Ladies and Gentlemen, it's a sad state of affairs here at the homebrewery. That's right, I've officially (almost) run out of beer in the kegerator. It hurts my heart to say it, but the only thing I've got kegged up right now is a tasty, but not quite sessionable, oak-aged barleywine. This is partially due to the fact that my roommate likes to "share" things of mine a little too liberally. He "shared" quite a bit of my highly-drinkable low-gravity saison with himself and his friends, and I was caught unawares with no back-up brew ready! So I had to have the "kegerator is off limits" talk with him, and maybe I won't have to go so far as to install faucet locks to enforce that. Hopefully.
In the mean time I'm trying to crank out some tasty ales that will not take too long to get into the keg and on tap. I know it's not really porter season (although it was colder than a witch's tit here in NYC today), but I've had this brew in mind for quite a while. The last time I brewed a Hoppy Robust Porter was over a year ago, but it scored really well in competition, and took first in porters at Homebrew Alley 2.
This time the recipe bears only minor changes: a slight increase in chocolate malt, cutting out the half pound of munich which couldn't have been even tastable in a beer this malty, and a little water adjustment. Oh yeah, and an English yeast instead of Cali ale yeast. And I used an oxygen stone setup to aerate. So much for changing only one variable at a time!
If you try to brew this recipe, you should either look for Glen Eagle brand marris otter malt, or increase the specialty grains just a smidge.
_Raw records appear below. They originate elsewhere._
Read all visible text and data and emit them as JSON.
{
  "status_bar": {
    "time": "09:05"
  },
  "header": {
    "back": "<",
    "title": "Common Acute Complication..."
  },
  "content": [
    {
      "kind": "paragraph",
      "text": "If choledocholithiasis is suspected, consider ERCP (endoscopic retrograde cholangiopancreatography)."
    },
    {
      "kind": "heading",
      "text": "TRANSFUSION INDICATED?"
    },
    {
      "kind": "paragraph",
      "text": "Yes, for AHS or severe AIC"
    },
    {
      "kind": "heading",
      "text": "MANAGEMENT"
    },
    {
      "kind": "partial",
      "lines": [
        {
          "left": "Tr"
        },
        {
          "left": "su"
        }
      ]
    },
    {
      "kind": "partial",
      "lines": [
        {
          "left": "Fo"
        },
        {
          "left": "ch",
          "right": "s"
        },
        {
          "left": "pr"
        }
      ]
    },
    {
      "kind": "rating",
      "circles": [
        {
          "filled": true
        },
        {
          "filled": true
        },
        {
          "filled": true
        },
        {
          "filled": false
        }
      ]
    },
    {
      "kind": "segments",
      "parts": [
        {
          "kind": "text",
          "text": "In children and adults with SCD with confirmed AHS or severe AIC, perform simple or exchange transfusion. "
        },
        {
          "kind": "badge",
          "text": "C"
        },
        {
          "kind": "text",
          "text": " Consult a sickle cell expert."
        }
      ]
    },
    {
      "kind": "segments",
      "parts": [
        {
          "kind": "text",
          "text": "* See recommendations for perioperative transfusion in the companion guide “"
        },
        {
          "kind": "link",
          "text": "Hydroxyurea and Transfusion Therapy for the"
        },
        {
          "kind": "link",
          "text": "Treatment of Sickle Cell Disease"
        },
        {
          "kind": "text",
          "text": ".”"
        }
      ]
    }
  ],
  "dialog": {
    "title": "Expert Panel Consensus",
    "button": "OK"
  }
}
My experience with this malt is that it is significantly darker than most marris otter (5 Lovibond as compared to 3 Lovibond), and I lower my crystal malts because it seems to be less fermentable too. So If you use a regular marris otter malt, or an American 2-row, you should probably increase the crystal 40 and maybe add some munich malt.
Anyway, here's the freakin' recipe. I don't have a name for this beer yet. Any suggestions would be appreciated.
Recipe is for 5.9 gallons (post boil), all grain. Mash Efficiency 83%
O.G 1.064 IBU's 58
10 lb. Glenn Eagle Marris Otter malt
10 oz. Chocolate malt
.5 lb. Breiss special roast malt
.5 lb. Crystal 40
.5 lb. black patent malt
.25 lb. Special B malt
31 gr. Chinook whole hops 13% AA, 60 min
28 gr. Cascade pellets 6% AA, 15 min
28 gr. Cascade pellets 6% AA 0 min
Mash: 3.75 gallons water at 150 for 60 min
(Checked pH at 30 min, 4.9. Added 1 tsp Calcium Carbonate to increase pH to 5.3)
Mash out to 170 over 15 min
Sparge: 5 gallons at 170
Collected only 6.2 gallons at 1.057. Added 2 quarts of top-up water.
Boil 60 min, hop additions as noted.
Whirlfoc at 15 min
1/2 tsp. Wyeast nutrient at 10 min
Chilled to 66, racked to carboy, and oxygenated for 1 minute.
Pitched 1/2 cup slurry of fresh Sixpoint ale yeast (WLP 007 Dry English Ale Yeast)
Fermenting at 67, will raise temp to 70 towards the end.
The fermentation looked awesome after 20 hours, I think this beer is going to ferment hard and fast.
4 comments:
I didn't know that sixpoint used the dry english ale yeast. That's good to know. I used it for several batches a while ago and was really happy with it. It's a great attenuator (sp?).
Yep, that's a confirmed fact and I can let the cat out of the bag now without fearing retribution, as it was printed in the New York Times!
What's up with using grams for your hop additions? Not to bust your balls, but this ain't rocket science, so do you really need that level of precision?
I like to use grams because the scales that homebrewers use aren't that accurate when measuring ounces. If it weighs down to .1 ounces, that's still over 2 grams, which is a lot of leeway when you are using a high-alpha hop to bitter, for instance.
Do you really need that level of precision? I guess it's up to you. I just stick with that unit so I'm not always switching back and forth. Thanks for the question though.